8.2 Right to Rectification
You can ask us to correct any inaccurate or incomplete personal information.
8.3 Right to Erasure
You can request deletion of your personal information in certain circumstances, such as when it's no longer necessary for the original purpose.
8.4 Right to Restrict Processing
You can ask us to limit how we use your personal information in specific situations.
8.5 Right to Data Portability
You can request your personal information in a structured, machine-readable format for transfer to another service provider.
8.6 Right to Object
You can object to processing based on legitimate interests or for direct marketing purposes.
8.7 Right to Withdraw Consent
You can withdraw your consent at any time where we rely on consent as the legal basis for processing.
9. Cookies and Tracking Technologies
Our website uses cookies and similar technologies. Please refer to our Cookie Policy for detailed information about:
- Types of cookies we use
- How to manage cookie preferences
- Third-party cookies and analytics
- Your choices regarding tracking technologies
10. Children's Privacy
Our services are not directed to children under 18. We do not knowingly collect personal information from children. If you believe we have collected information from a child, please contact us immediately so we can delete it.
11. Changes to This Privacy Policy
We may update this Privacy Policy from time to time to reflect changes in our practices or legal requirements.
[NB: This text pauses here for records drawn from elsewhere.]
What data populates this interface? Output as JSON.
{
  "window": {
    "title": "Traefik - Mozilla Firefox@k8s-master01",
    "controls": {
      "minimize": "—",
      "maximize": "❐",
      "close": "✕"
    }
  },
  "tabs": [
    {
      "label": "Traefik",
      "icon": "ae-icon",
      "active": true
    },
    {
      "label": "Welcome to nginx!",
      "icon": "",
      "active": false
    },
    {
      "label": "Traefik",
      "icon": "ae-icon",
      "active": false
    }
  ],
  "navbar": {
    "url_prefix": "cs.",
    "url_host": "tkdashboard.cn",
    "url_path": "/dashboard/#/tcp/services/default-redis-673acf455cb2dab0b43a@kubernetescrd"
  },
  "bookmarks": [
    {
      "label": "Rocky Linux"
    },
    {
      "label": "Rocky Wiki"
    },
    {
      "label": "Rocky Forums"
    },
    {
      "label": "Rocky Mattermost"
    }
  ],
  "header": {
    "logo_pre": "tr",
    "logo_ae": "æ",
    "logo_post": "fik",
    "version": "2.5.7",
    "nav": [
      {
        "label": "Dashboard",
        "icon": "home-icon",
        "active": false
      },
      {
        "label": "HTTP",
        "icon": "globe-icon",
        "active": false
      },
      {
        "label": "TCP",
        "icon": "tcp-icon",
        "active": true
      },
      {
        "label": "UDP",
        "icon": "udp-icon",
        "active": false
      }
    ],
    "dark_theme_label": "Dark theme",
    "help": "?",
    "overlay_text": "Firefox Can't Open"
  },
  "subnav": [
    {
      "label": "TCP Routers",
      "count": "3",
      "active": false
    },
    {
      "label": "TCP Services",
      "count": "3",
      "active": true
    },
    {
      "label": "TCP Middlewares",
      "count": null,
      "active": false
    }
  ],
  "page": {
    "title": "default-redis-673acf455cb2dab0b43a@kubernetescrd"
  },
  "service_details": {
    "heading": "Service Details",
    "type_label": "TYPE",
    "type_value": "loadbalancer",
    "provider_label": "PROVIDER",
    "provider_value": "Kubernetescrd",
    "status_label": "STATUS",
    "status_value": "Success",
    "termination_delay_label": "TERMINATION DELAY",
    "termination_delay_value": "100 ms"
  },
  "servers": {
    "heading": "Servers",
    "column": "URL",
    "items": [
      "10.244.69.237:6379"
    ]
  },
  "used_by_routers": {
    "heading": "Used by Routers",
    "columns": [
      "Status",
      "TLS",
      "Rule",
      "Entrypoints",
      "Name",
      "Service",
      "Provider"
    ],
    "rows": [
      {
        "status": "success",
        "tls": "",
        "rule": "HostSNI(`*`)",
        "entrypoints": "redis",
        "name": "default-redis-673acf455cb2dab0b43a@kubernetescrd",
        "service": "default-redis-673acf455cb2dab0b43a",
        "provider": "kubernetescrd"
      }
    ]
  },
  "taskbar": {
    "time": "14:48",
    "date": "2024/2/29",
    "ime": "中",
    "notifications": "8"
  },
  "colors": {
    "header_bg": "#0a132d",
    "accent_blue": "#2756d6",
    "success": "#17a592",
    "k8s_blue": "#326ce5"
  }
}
We will:
- Post the updated policy on our website with the revision date
- Notify you of significant changes via email if you're on our mailing list
- Provide additional notice for material changes that affect your rights
12. Contact Information and Complaints
Contact Our Data Protection Team
If you have questions about this Privacy Policy or wish to exercise your rights, please contact us:
Email: [email protected]
Phone: 0121 654 3210
Post: Data Protection Officer, Shephartri Green Energy Ltd, 45 Renewable Way, Birmingham B15 2DT
Complaints to the ICO
You have the right to lodge a complaint with the Information Commissioner's Office (ICO) if you believe we have not handled your personal information properly:
ICO Website: ico.org.uk
ICO Helpline: 0303 123 1113
Post: Information Commissioner's Office, Wycliffe House, Water Lane, Wilmslow, Cheshire SK9 5AF
13. Definitions
Personal Information/Data: Any information relating to an identified or identifiable natural person.
Data Controller: The entity that determines the purposes and means of processing personal data (Shephartri Green Energy Ltd).
Data Processor: An entity that processes personal data on behalf of the data controller.
Processing: Any operation performed on personal data, including collection, recording, organization, storage, adaptation, retrieval, consultation, use, disclosure, dissemination, alignment, combination, restriction, erasure, or destruction.
This Privacy Policy was last updated on December 15, 2024, and is effective immediately.